Yesterdays post was about change and questions asked, or not.

Today is a look at what the answers say. And, likely, what the next questions need to be.

Stakeholders can grab hard to certain things and refuse to let go (or in the parlance of some CM’s, replace). There are a variety of reasons for this. They may have wanted to do something their own way. There may have been functional or local issues that were not being addressed at a higher level. Tools may have been weak or inappropriate. An individual may have pushed things to further their own climb. The organization may have, usually unwisely and mostly unknowingly, rewarded them for actions that now do not make sense for the end state.

Holding tight to things created in the past, existing in the present and not necessary for the end state might just be resistance. What we call it is not as crucial as finding out why this thing is important. Listening and taking in the answer with empathy (little questions mixed in here to build this) is essential- and probably THE most valuable CM competency. Because a trust level of understanding gives permission to ask more questions to get to the true importance of this thing.

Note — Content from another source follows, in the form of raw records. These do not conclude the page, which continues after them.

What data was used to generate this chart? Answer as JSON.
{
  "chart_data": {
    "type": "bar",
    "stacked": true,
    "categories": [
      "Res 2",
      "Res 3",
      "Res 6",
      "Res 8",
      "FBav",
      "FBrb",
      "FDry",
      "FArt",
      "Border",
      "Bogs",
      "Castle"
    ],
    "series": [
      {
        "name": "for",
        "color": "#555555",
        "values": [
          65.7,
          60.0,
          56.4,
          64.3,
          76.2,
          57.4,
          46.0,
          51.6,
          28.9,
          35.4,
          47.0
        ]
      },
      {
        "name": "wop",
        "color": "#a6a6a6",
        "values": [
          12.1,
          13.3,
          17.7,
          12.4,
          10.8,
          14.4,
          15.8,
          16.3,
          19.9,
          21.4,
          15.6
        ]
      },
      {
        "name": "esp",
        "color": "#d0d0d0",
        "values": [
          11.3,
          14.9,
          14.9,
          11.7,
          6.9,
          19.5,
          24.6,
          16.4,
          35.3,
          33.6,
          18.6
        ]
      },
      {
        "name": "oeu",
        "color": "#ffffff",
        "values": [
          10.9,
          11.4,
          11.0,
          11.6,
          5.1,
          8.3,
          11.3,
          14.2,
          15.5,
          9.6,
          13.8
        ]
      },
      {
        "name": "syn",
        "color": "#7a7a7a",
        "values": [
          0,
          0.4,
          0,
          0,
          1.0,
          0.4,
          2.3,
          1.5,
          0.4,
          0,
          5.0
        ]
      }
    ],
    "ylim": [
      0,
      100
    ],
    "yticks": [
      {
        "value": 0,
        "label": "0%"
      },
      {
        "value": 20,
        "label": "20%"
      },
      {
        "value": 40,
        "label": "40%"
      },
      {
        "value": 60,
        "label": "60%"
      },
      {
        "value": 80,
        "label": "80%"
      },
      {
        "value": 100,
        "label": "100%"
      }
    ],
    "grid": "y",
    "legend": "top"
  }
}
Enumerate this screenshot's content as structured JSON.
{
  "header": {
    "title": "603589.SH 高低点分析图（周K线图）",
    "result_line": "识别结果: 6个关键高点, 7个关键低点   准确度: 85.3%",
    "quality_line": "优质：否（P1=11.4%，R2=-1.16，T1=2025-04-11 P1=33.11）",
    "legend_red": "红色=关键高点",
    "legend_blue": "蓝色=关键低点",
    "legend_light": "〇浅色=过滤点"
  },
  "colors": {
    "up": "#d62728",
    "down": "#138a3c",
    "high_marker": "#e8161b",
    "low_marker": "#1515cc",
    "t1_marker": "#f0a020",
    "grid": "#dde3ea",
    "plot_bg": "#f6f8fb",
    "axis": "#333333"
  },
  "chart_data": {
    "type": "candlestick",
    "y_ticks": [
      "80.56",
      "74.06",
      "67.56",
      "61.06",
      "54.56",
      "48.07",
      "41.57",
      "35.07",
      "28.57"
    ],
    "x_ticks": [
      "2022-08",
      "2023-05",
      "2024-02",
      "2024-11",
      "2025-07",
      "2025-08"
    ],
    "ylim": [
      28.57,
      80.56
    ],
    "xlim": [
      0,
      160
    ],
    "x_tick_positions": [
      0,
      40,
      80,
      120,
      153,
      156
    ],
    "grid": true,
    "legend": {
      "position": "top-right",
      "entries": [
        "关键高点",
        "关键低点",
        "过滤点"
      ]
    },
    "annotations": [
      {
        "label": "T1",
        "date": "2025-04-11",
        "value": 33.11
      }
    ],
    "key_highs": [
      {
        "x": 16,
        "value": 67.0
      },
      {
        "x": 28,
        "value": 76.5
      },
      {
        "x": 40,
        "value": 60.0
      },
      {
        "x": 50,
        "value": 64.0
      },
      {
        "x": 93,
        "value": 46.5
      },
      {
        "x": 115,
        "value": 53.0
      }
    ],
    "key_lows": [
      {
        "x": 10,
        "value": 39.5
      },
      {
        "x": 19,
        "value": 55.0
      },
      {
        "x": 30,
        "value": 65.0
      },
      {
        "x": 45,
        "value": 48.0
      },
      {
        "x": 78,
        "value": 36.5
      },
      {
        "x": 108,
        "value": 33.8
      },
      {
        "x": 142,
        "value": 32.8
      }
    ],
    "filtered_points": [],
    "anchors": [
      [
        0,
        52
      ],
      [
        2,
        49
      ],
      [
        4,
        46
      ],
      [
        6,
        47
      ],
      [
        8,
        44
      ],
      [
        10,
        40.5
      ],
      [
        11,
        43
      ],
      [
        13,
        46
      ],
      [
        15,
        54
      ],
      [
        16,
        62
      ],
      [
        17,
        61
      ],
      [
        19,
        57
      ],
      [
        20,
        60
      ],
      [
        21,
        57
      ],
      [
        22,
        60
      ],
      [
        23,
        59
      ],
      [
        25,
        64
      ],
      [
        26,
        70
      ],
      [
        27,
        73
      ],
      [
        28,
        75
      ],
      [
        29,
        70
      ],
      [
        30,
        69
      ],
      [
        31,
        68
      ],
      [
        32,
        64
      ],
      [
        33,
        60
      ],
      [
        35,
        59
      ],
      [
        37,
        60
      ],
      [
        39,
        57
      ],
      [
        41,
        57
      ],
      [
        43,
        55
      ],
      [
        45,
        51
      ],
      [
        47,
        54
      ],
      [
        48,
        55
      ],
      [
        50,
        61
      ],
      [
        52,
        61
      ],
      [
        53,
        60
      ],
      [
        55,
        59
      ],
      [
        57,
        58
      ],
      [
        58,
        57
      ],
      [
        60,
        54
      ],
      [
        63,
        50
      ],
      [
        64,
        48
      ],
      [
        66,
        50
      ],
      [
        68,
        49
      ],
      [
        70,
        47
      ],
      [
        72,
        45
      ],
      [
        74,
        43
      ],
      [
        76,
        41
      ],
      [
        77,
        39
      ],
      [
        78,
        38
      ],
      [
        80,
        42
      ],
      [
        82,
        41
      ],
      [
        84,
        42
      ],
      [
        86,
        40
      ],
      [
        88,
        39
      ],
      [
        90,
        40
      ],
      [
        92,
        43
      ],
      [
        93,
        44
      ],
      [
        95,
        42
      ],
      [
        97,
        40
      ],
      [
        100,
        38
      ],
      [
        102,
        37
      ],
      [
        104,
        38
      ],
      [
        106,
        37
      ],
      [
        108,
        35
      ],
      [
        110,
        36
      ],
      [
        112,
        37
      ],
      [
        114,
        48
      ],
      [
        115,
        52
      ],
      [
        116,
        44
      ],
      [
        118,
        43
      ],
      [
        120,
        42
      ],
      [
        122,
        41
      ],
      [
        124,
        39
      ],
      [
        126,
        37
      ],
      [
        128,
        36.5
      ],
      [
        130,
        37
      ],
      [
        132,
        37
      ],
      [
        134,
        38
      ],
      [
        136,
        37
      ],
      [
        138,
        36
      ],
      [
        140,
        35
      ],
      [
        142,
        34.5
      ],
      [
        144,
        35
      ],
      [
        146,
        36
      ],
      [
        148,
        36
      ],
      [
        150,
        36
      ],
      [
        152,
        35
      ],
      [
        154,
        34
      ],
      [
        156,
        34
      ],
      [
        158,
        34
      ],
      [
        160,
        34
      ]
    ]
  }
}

Can you show the end state to be more powerful than the pull of this thing they hold tight to?

Is it functionality?

Better (even if different) functionality is fairly easy to show.

Is it accountability? 

This one is tougher since things get harder at the individual level when measurement increases. If the end state has a smart balance of compensation for efficiency this is an easier discussion.

Is it comfort?

At least in the current environment it is easy to show comfort is ephemeral. What exists today may be gone tomorrow. That applies to jobs, culture, process, structure and environment. If something will likely change, then does it not make sense to be part of creating the replacement?

Is it just fear of the unknown matched with distrust from previous failed efforts?

What helps? Visible and available change resources (placed high in the organization). Using senior resources instead of junior (part of the reason a lot of previous initiatives have failed- cost cutting, insistence on internal resources and misunderstanding about change).  Better connections to leadership for the change process. Better contact at the individual (or at least team) level. STARTING early.

The key is to get to the importance level, from the stakeholders perspective, so that you can tell if that is being addressed in the change process because it is important at a higher level. If it is not that important then the stakeholder needs alternatives or must be shown a different perspective to adjust the importance level.